Longtemps considéré comme l’unique témoin de la mort du fondateur de Mango, Isak Andic, son fils Jonathan Andic est désormais considéré par les enquêteurs comme le principal suspect dans cette affaire.


Même s’il reste présumé innocent, le récit de Jonathan Andic est désormais fortement remis en question par les enquêteurs. Depuis la mort d’Isak Andic, les autorités explorent des pistes bien plus complexes qu’un simple accident. Les incohérences relevées dans les déclarations et les éléments de l’enquête ont progressivement conduit les autorités à soupçonner une possible implication de l’héritier de Mango dans le décès de son père.
Pourquoi le récit de Jonathan Andic ne tient plus
Rappel des faits
Le 14 décembre 2024, le fondateur de Mango, Isak Andic, effectue une randonnée avec son fils dans le massif de Montserrat. Le sentier emprunté est considéré comme facile et sécurisé, à l’exception d’un passage escarpé où l’homme d’affaires aurait fait une chute mortelle.
Pendant un an et demi, cette version n’a jamais été publiquement remise en question. Puis, mardi dernier, le quadragénaire a été arrêté à Barcelone pour une éventuelle participation active et préméditée à la mort de son père.
Des témoignages contradictoires
Cette suspicion repose aussi sur plusieurs incohérences relevées dans le récit de Jonathan Andic.
Déjà, Jonathan Andic a changé de version entre sa première et sa deuxième audition. Il raconte d’abord aux enquêteurs qu’il marchait devant son père quand celui-ci s’est arrêté pour prendre des photos. Il aurait alors entendu le bruit de pierres qui roulent, se serait retourné et aurait vu “un corps rouler dans les buissons”.
Mais, lors de sa seconde audition, sa version n’est plus la même. Selon lui, son père a utilisé son téléphone seulement au début de la randonnée, comme le confirme l’analyse du portable d’Isak Andic.
De plus, l’autopsie révèle aussi des incohérences : le corps du fondateur de Mango ne présenterait notamment aucune lésion aux mains, ce qui fragiliserait l’hypothèse d’une chute ou d’une glissade. Selon des éléments rapportés par l’enquête, la police a indiqué que c'était comme si le septuagénaire avait "descendu un toboggan" .
Rancunes, argent et préméditation : les trois piliers de l'accusation contre Jonathan Andic
L’autre élément qui pousse les enquêteurs à envisager une possible implication de Jonathan Andic concerne la relation qu’il entretenait avec son père, marquée par des tensions profondes mêlant rancœurs familiales et jalousies.
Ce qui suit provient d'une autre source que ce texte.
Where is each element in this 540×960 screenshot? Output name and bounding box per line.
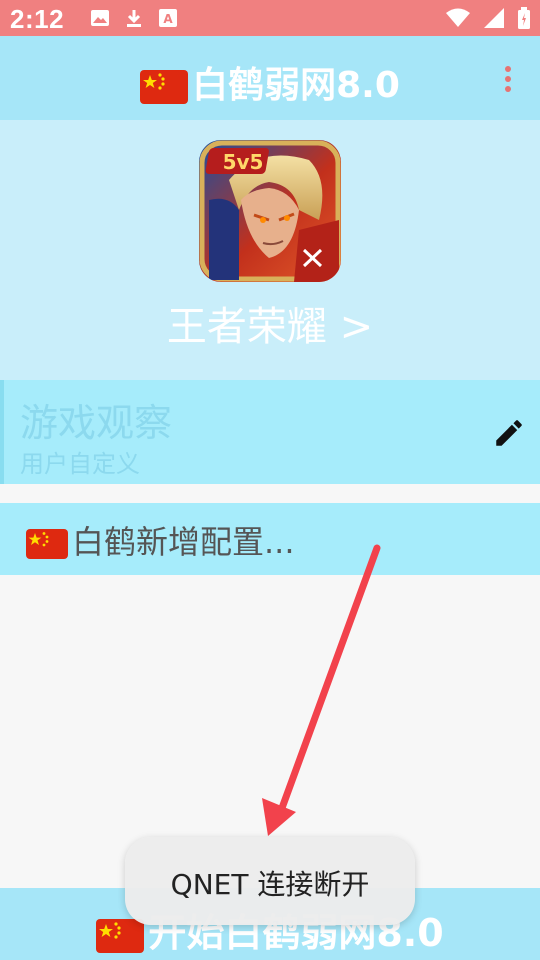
battery-icon [518, 7, 530, 29]
app-title-text: 白鹤弱网8.0 [192, 65, 400, 106]
download-icon [127, 10, 141, 27]
game-badge-5v5: 5v5 [205, 148, 269, 174]
gallery-icon [91, 10, 109, 26]
status-time: 2:12 [10, 4, 65, 34]
status-icons-left: A [90, 8, 178, 28]
china-flag-icon [140, 70, 189, 104]
status-icons-right [446, 7, 530, 29]
svg-text:5v5: 5v5 [223, 150, 264, 174]
config-item[interactable]: 白鹤新增配置... [0, 503, 540, 575]
config-label: 白鹤新增配置... [26, 517, 295, 563]
config-label-text: 白鹤新增配置... [72, 523, 295, 561]
app-bar: 白鹤弱网8.0 [0, 36, 540, 120]
mode-accent [0, 380, 4, 484]
mode-row[interactable]: 游戏观察 用户自定义 [0, 380, 540, 484]
mode-subtitle: 用户自定义 [20, 450, 140, 478]
more-vertical-icon[interactable] [504, 66, 512, 96]
app-title: 白鹤弱网8.0 [0, 56, 540, 108]
china-flag-icon [26, 529, 68, 559]
game-selector[interactable]: 5v5 王者荣耀 > [0, 120, 540, 380]
honor-of-kings-app-icon: 5v5 [199, 140, 341, 282]
font-icon: A [159, 9, 177, 27]
edit-pencil-icon[interactable] [492, 416, 526, 450]
wifi-icon [446, 8, 470, 27]
toast: QNET 连接断开 [125, 837, 415, 925]
svg-text:A: A [163, 12, 173, 26]
mode-title: 游戏观察 [20, 401, 173, 445]
china-flag-icon [96, 918, 145, 953]
toast-message: QNET 连接断开 [170, 868, 370, 901]
status-bar: 2:12 A [0, 0, 540, 36]
signal-icon [484, 8, 504, 28]
game-name: 王者荣耀 > [166, 304, 374, 350]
Le fils d’Isak Andic, qui bénéficie de la présomption d’innocence, est décrit comme une "personnalité manipulatrice" par la juge en charge de l'affaire.
Désigné héritier en 2012, il ne convainc pas : son père reprend finalement les rênes de l’entreprise en 2014. Depuis, les relations père-fils vont de mal en pis. Cette randonnée dans le massif de Montserrat aurait d’ailleurs été organisée dans l’espoir de resserrer leurs liens.
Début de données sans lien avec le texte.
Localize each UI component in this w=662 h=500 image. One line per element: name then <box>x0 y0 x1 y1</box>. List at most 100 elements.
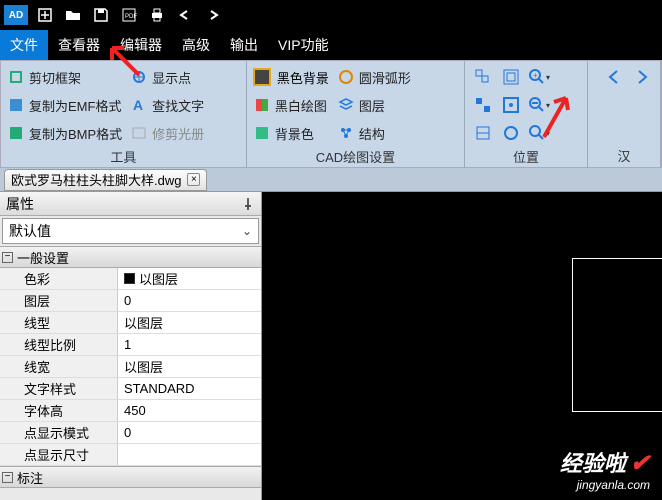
struct-icon <box>337 124 355 142</box>
crop-icon <box>7 68 25 86</box>
section-general[interactable]: −一般设置 <box>0 246 261 268</box>
arc-icon <box>337 68 355 86</box>
watermark: 经验啦✔ jingyanla.com <box>560 446 650 492</box>
find-text-button[interactable]: A查找文字 <box>130 93 204 117</box>
prop-value[interactable]: 以图层 <box>118 268 261 290</box>
bw-draw-button[interactable]: 黑白绘图 <box>253 93 329 117</box>
prop-label: 图层 <box>0 290 118 312</box>
prop-value[interactable]: 以图层 <box>118 312 261 334</box>
menu-advanced[interactable]: 高级 <box>172 30 220 60</box>
default-value-label: 默认值 <box>9 221 51 241</box>
save-button[interactable] <box>90 4 112 26</box>
prop-row[interactable]: 图层0 <box>0 290 261 312</box>
undo-button[interactable] <box>174 4 196 26</box>
prop-row[interactable]: 色彩以图层 <box>0 268 261 290</box>
emf-icon <box>7 96 25 114</box>
prop-label: 线型 <box>0 312 118 334</box>
prop-row[interactable]: 文字样式STANDARD <box>0 378 261 400</box>
struct-label: 结构 <box>359 124 385 143</box>
smooth-arc-button[interactable]: 圆滑弧形 <box>337 65 411 89</box>
watermark-check-icon: ✔ <box>630 450 650 477</box>
album-icon <box>130 124 148 142</box>
drawing-rectangle <box>572 258 662 412</box>
svg-text:PDF: PDF <box>125 14 137 20</box>
prop-value[interactable]: 1 <box>118 334 261 356</box>
prop-value[interactable]: 以图层 <box>118 356 261 378</box>
layer-button[interactable]: 图层 <box>337 93 411 117</box>
prop-label: 字体高 <box>0 400 118 422</box>
findtext-label: 查找文字 <box>152 96 204 115</box>
group-cad-title: CAD绘图设置 <box>253 145 458 166</box>
prop-row[interactable]: 线型比例1 <box>0 334 261 356</box>
prop-value[interactable]: 450 <box>118 400 261 422</box>
prop-value[interactable] <box>118 444 261 466</box>
smootharc-label: 圆滑弧形 <box>359 68 411 87</box>
prop-label: 文字样式 <box>0 378 118 400</box>
structure-button[interactable]: 结构 <box>337 121 411 145</box>
bg-color-button[interactable]: 背景色 <box>253 121 329 145</box>
nav-fwd-button[interactable] <box>630 65 654 89</box>
bmp-icon <box>7 124 25 142</box>
pos-btn-5[interactable] <box>471 121 495 145</box>
bgcolor-label: 背景色 <box>275 124 314 143</box>
prop-label: 点显示模式 <box>0 422 118 444</box>
prop-value[interactable]: 0 <box>118 422 261 444</box>
prop-value[interactable]: 0 <box>118 290 261 312</box>
close-tab-button[interactable]: × <box>187 173 200 186</box>
prop-row[interactable]: 点显示尺寸 <box>0 444 261 466</box>
prop-row[interactable]: 点显示模式0 <box>0 422 261 444</box>
crop-frame-button[interactable]: 剪切框架 <box>7 65 122 89</box>
zoom-in-dropdown[interactable]: +▾ <box>527 65 551 89</box>
prop-row[interactable]: 线宽以图层 <box>0 356 261 378</box>
black-bg-button[interactable]: 黑色背景 <box>253 65 329 89</box>
menu-viewer[interactable]: 查看器 <box>48 30 110 60</box>
menu-file[interactable]: 文件 <box>0 30 48 60</box>
prop-row[interactable]: 字体高450 <box>0 400 261 422</box>
menu-editor[interactable]: 编辑器 <box>110 30 172 60</box>
zoom-out-dropdown[interactable]: ▾ <box>527 93 551 117</box>
bwdraw-label: 黑白绘图 <box>275 96 327 115</box>
prop-row[interactable]: 线型以图层 <box>0 312 261 334</box>
show-points-button[interactable]: 显示点 <box>130 65 204 89</box>
pos-btn-3[interactable] <box>471 93 495 117</box>
pos-btn-2[interactable] <box>499 65 523 89</box>
open-file-button[interactable] <box>62 4 84 26</box>
menu-output[interactable]: 输出 <box>220 30 268 60</box>
black-bg-icon <box>253 68 271 86</box>
watermark-text: 经验啦 <box>560 451 626 476</box>
edit-album-button: 修剪光册 <box>130 121 204 145</box>
blackbg-label: 黑色背景 <box>277 68 329 87</box>
print-button[interactable] <box>146 4 168 26</box>
find-text-icon: A <box>130 96 148 114</box>
document-tab-label: 欧式罗马柱柱头柱脚大样.dwg <box>11 170 181 189</box>
copy-bmp-button[interactable]: 复制为BMP格式 <box>7 121 122 145</box>
pos-btn-1[interactable] <box>471 65 495 89</box>
redo-button[interactable] <box>202 4 224 26</box>
bw-icon <box>253 96 271 114</box>
zoom-dropdown-3[interactable]: ▾ <box>527 121 551 145</box>
pin-icon[interactable] <box>241 197 255 211</box>
props-panel-title: 属性 <box>6 194 34 214</box>
export-pdf-button[interactable]: PDF <box>118 4 140 26</box>
new-file-button[interactable] <box>34 4 56 26</box>
chevron-down-icon: ⌄ <box>242 224 252 238</box>
prop-label: 线型比例 <box>0 334 118 356</box>
document-tab[interactable]: 欧式罗马柱柱头柱脚大样.dwg × <box>4 169 207 191</box>
menu-vip[interactable]: VIP功能 <box>268 30 339 60</box>
group-4-title: 汉 <box>594 144 654 165</box>
showpt-label: 显示点 <box>152 68 191 87</box>
fit-button[interactable] <box>499 93 523 117</box>
section-annotate-label: 标注 <box>17 468 43 487</box>
default-value-selector[interactable]: 默认值 ⌄ <box>2 218 259 244</box>
crop-label: 剪切框架 <box>29 68 81 87</box>
group-position-title: 位置 <box>471 145 581 166</box>
layer-icon <box>337 96 355 114</box>
color-swatch <box>124 273 135 284</box>
prop-value[interactable]: STANDARD <box>118 378 261 400</box>
pos-btn-6[interactable] <box>499 121 523 145</box>
nav-back-button[interactable] <box>602 65 626 89</box>
copy-emf-button[interactable]: 复制为EMF格式 <box>7 93 122 117</box>
prop-label: 点显示尺寸 <box>0 444 118 466</box>
section-annotate[interactable]: −标注 <box>0 466 261 488</box>
app-logo: AD <box>4 5 28 25</box>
Autre élément jugé troublant par les enquêteurs : Jonathan Andic se serait rendu à trois reprises sur les lieux avant le drame, renforçant la piste d’une éventuelle préméditation.
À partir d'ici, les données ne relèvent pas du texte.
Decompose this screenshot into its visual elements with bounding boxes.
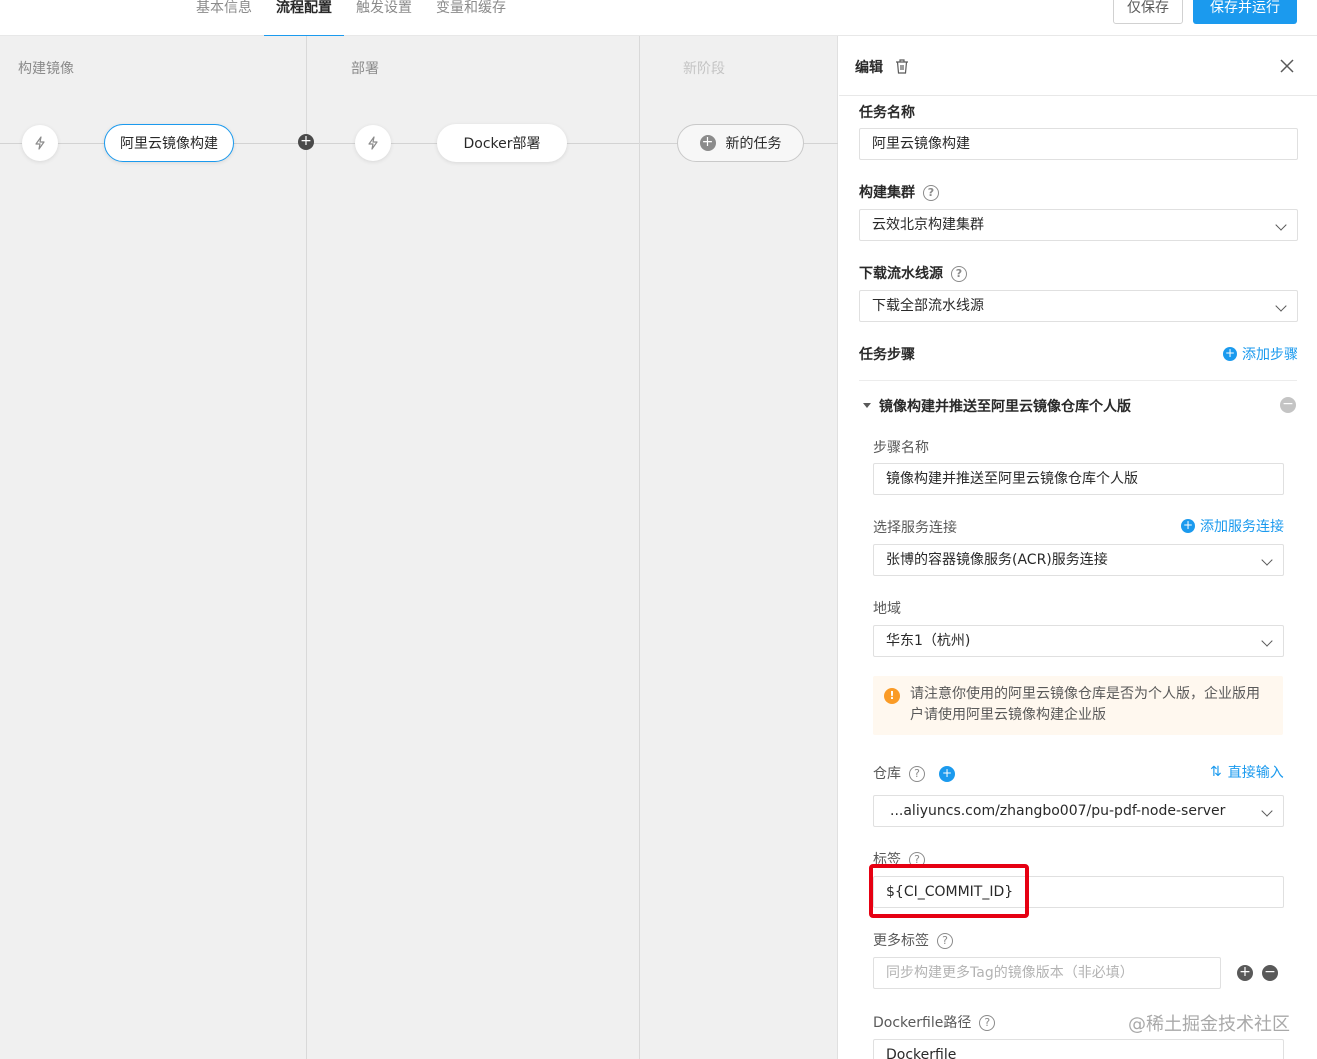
step-title: 镜像构建并推送至阿里云镜像仓库个人版 [879, 399, 1131, 415]
trash-icon[interactable] [894, 58, 910, 74]
region-select[interactable]: 华东1（杭州) [873, 625, 1284, 657]
cluster-label: 构建集群? [859, 182, 939, 202]
tag-input[interactable]: ${CI_COMMIT_ID} [873, 876, 1284, 908]
cluster-select-value: 云效北京构建集群 [872, 217, 984, 233]
top-bar: 基本信息 流程配置 触发设置 变量和缓存 仅保存 保存并运行 [0, 0, 1317, 37]
stage-divider [639, 36, 640, 1059]
task-steps-label: 任务步骤 [859, 347, 915, 363]
watermark-text: @稀土掘金技术社区 [1128, 1014, 1290, 1035]
tab-trigger-settings[interactable]: 触发设置 [344, 0, 424, 36]
remove-step-icon[interactable]: − [1280, 397, 1296, 413]
direct-input-link[interactable]: ⇅ 直接输入 [1210, 762, 1284, 782]
region-value: 华东1（杭州) [886, 633, 971, 649]
plus-circle-icon: + [1223, 346, 1237, 361]
help-icon[interactable]: ? [979, 1015, 996, 1031]
warning-alert: ! 请注意你使用的阿里云镜像仓库是否为个人版，企业版用户请使用阿里云镜像构建企业… [873, 676, 1283, 735]
repo-value: ...aliyuncs.com/zhangbo007/pu-pdf-node-s… [890, 803, 1226, 819]
more-tags-label: 更多标签? [873, 930, 953, 950]
dockerfile-label-text: Dockerfile路径 [873, 1015, 972, 1031]
remove-tag-icon[interactable]: − [1262, 965, 1278, 981]
panel-header: 编辑 [839, 36, 1317, 96]
source-select[interactable]: 下载全部流水线源 [859, 290, 1298, 322]
save-and-run-button[interactable]: 保存并运行 [1193, 0, 1297, 24]
step-name-input[interactable]: 镜像构建并推送至阿里云镜像仓库个人版 [873, 463, 1284, 495]
save-only-button[interactable]: 仅保存 [1113, 0, 1183, 24]
service-connection-label: 选择服务连接 [873, 520, 957, 536]
tab-basic-info[interactable]: 基本信息 [184, 0, 264, 36]
repo-select[interactable]: ...aliyuncs.com/zhangbo007/pu-pdf-node-s… [873, 795, 1284, 827]
job-card-docker-deploy[interactable]: Docker部署 [437, 124, 567, 162]
dockerfile-label: Dockerfile路径? [873, 1012, 996, 1032]
caret-down-icon[interactable] [861, 400, 873, 410]
warning-text: 请注意你使用的阿里云镜像仓库是否为个人版，企业版用户请使用阿里云镜像构建企业版 [910, 686, 1260, 723]
add-service-connection-link[interactable]: + 添加服务连接 [1181, 516, 1284, 536]
region-label: 地域 [873, 601, 901, 617]
cluster-select[interactable]: 云效北京构建集群 [859, 209, 1298, 241]
add-service-label: 添加服务连接 [1200, 519, 1284, 535]
cluster-label-text: 构建集群 [859, 185, 915, 201]
more-tags-input[interactable]: 同步构建更多Tag的镜像版本（非必填） [873, 957, 1221, 989]
help-icon[interactable]: ? [923, 185, 939, 201]
stage-divider [306, 36, 307, 1059]
job-card-aliyun-build[interactable]: 阿里云镜像构建 [104, 124, 234, 162]
source-select-value: 下载全部流水线源 [872, 298, 984, 314]
step-name-label: 步骤名称 [873, 440, 929, 456]
help-icon[interactable]: ? [937, 933, 953, 949]
stage-title-deploy: 部署 [351, 61, 379, 77]
chevron-down-icon [1275, 219, 1287, 231]
pipeline-canvas: 构建镜像 阿里云镜像构建 + 部署 Docker部署 新阶段 + 新的任务 [0, 36, 838, 1059]
plus-circle-icon: + [699, 135, 716, 151]
direct-input-label: 直接输入 [1227, 765, 1284, 781]
service-connection-select[interactable]: 张博的容器镜像服务(ACR)服务连接 [873, 544, 1284, 576]
add-step-link[interactable]: + 添加步骤 [1223, 344, 1298, 364]
add-step-label: 添加步骤 [1242, 347, 1298, 363]
plus-circle-icon: + [1181, 518, 1195, 533]
task-name-input[interactable]: 阿里云镜像构建 [859, 128, 1298, 160]
tab-flow-config[interactable]: 流程配置 [264, 0, 344, 37]
tab-variables-cache[interactable]: 变量和缓存 [424, 0, 518, 36]
divider [859, 380, 1297, 381]
help-icon[interactable]: ? [951, 266, 967, 282]
chevron-down-icon [1261, 635, 1273, 647]
stage-trigger-button[interactable] [22, 125, 58, 161]
source-label-text: 下载流水线源 [859, 266, 943, 282]
chevron-down-icon [1261, 554, 1273, 566]
swap-icon: ⇅ [1210, 764, 1222, 780]
help-icon[interactable]: ? [909, 766, 925, 782]
tag-label: 标签? [873, 849, 925, 869]
stage-trigger-button[interactable] [355, 125, 391, 161]
warning-icon: ! [884, 688, 900, 704]
more-tags-label-text: 更多标签 [873, 933, 929, 949]
help-icon[interactable]: ? [909, 852, 925, 868]
stage-title-build: 构建镜像 [18, 61, 74, 77]
add-stage-plus-icon[interactable]: + [298, 134, 314, 150]
chevron-down-icon [1261, 805, 1273, 817]
dockerfile-input[interactable]: Dockerfile [873, 1039, 1284, 1059]
chevron-down-icon [1275, 300, 1287, 312]
add-tag-icon[interactable]: + [1237, 965, 1253, 981]
stage-title-new: 新阶段 [683, 61, 725, 77]
service-connection-value: 张博的容器镜像服务(ACR)服务连接 [886, 552, 1108, 568]
panel-title: 编辑 [855, 60, 883, 76]
task-name-label: 任务名称 [859, 105, 915, 121]
repo-label-text: 仓库 [873, 766, 901, 782]
edit-panel: 编辑 任务名称 阿里云镜像构建 构建集群? 云效北京构建集群 下载流水线源? 下… [839, 36, 1317, 1059]
repo-label: 仓库? + [873, 763, 960, 783]
tab-bar: 基本信息 流程配置 触发设置 变量和缓存 [184, 0, 518, 37]
lightning-icon [35, 136, 45, 150]
close-icon[interactable] [1279, 58, 1295, 74]
lightning-icon [368, 136, 378, 150]
new-task-label: 新的任务 [725, 136, 782, 152]
add-repo-icon[interactable]: + [939, 766, 955, 782]
new-task-button[interactable]: + 新的任务 [677, 124, 804, 162]
source-label: 下载流水线源? [859, 263, 967, 283]
tag-label-text: 标签 [873, 852, 901, 868]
Le mobile financier constitue également une piste étudiée par les autorités. Président de Mango, Isak Andic figurait parmi les plus grandes fortunes d’Espagne. Sa fortune personnelle, estimée à près de 4 milliards de dollars, pourrait ainsi constituer un mobile financier pour le suspect.
Quelle place occupe Mango dans l'affaire ?
Lors de l’arrestation de Jonathan Andic, la caution a été fixé à 1 million d'euros, somme que le prévenu a payé dans l’heure. Celui-ci clame son innocence en qualifiant l'accusation de « grave et infondée », mais a tout de même démissionné de son rôle de vice-président au sein du conseil d’administration (un poste honorifique dépourvu de fonctions exécutives).
Ce même conseil d'administration, principalement composé de sa famille, a fait bloc derrière lui, soutenant sa version des faits.
Côté business, cette affaire n'a eu aucune incidence sur les ventes de Mango, qui ont connu une hausse historique en 2025 : le chiffre d'affaires a atteint 3,77 milliards d'euros, soit 13% de plus par rapport à 2024, porté notamment par l’ouverture de plus de 260 nouveaux magasins. Les ventes internationales représentent désormais 78 % du chiffre d’affaires de l’entreprise.